If you are struggling to repay what you owe, you should act quickly to contact the lender. You can also approach debt charities for free loan advice.
Many consumers think of payday loans in the UK as an expensive credit option. Most do not realise unauthorised overdrafts and some authorised overdrafts can actually cost more.
With interest rates capped at 0.8% per day, a £100 loan over 30 days would cost an extra £24. The total amount repayable would be £124.
Going into an authorised overdraft by £100 might cost slightly more. Halifax charges £1 per day for use of a planned overdraft, meaning that the total cost of borrowing would come to £130.
Unauthorised overdraft charges are even higher.
TSB charges up to £80 in daily fees, plus overdraft interest and a monthly overdraft fee of £6.

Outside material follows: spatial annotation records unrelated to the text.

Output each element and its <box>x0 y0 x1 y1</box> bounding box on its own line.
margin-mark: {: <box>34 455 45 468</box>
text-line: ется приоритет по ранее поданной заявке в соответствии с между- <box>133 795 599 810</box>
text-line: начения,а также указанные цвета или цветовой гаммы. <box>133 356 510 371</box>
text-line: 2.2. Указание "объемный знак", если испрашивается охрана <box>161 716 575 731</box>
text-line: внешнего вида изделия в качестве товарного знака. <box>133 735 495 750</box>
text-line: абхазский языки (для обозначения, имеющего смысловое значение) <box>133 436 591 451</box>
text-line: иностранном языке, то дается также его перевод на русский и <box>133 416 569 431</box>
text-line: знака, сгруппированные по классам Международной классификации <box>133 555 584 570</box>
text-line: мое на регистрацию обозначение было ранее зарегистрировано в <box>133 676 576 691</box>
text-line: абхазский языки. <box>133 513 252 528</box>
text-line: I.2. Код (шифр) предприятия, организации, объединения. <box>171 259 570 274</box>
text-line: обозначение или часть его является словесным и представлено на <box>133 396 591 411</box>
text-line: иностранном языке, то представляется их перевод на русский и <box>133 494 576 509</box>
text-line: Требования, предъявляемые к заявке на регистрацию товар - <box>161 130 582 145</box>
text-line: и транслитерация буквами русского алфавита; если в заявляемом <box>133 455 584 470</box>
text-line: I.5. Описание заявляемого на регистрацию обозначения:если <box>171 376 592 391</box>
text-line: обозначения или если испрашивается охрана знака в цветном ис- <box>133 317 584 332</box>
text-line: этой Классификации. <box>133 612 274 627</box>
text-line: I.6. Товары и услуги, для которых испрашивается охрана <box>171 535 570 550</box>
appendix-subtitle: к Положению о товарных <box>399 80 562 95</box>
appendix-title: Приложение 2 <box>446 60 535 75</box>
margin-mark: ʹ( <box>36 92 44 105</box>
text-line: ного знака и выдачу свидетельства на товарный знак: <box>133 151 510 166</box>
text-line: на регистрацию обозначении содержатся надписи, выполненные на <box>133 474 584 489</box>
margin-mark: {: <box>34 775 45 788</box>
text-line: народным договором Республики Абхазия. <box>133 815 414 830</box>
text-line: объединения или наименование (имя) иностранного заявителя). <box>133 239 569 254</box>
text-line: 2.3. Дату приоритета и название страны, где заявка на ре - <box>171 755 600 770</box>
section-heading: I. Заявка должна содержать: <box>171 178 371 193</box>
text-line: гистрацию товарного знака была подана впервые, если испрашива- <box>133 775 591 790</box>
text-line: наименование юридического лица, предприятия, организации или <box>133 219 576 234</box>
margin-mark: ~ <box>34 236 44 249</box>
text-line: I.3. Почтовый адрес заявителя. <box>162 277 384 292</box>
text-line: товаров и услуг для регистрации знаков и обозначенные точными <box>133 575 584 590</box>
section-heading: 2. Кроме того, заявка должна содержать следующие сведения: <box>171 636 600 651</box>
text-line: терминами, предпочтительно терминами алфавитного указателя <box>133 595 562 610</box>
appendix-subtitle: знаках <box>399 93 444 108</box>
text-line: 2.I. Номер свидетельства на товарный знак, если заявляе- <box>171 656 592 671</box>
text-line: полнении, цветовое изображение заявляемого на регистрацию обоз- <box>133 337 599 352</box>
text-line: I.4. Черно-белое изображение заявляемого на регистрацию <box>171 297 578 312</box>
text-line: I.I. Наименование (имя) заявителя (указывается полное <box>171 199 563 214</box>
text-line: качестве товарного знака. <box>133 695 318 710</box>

Halifax may charge up to £100 in unauthorised overdraft fees. Thus bringing the total amount repayable to £200.
Unplanned overdrafts are almost certain to be more expensive than borrowing from a payday lender for the same amount of time.
The Financial Conduct Authority (FCA) closely regulates the payday loan industry. As well as keeping fees and charges low by the day, the FCA ensures that there are maximum limits to the debt. Borrowers will never repay more than double what they owe, with late payment fees kept to a maximum of £15.
To date, bank overdrafts are not subject to similar regulations. It is possible for overdraft fees to continue to be charged month after month, for as long as a consumer is in debt. Charges on an authorised overdraft may also push a consumer into an unauthorised overdraft. As such this further adds to the costs of borrowing the money.
For the average consumer, using an overdraft will be the default borrowing choice. Most would barely give a second thought to going overdrawn but would be wary of applying for a payday loan. Despite this, taking out a payday loan could actually work out significantly more cost-effective.
It can be easier to get into a spiral of debt with ever-growing overdraft fees. More so than it could be with a payday loan. As long as you are careful not to take out a loan to pay off a previous one.
Overdraft charges can gain until you are back in the black. Although payday loans are subject to restrictions and will never rise above double the amount of the original loan.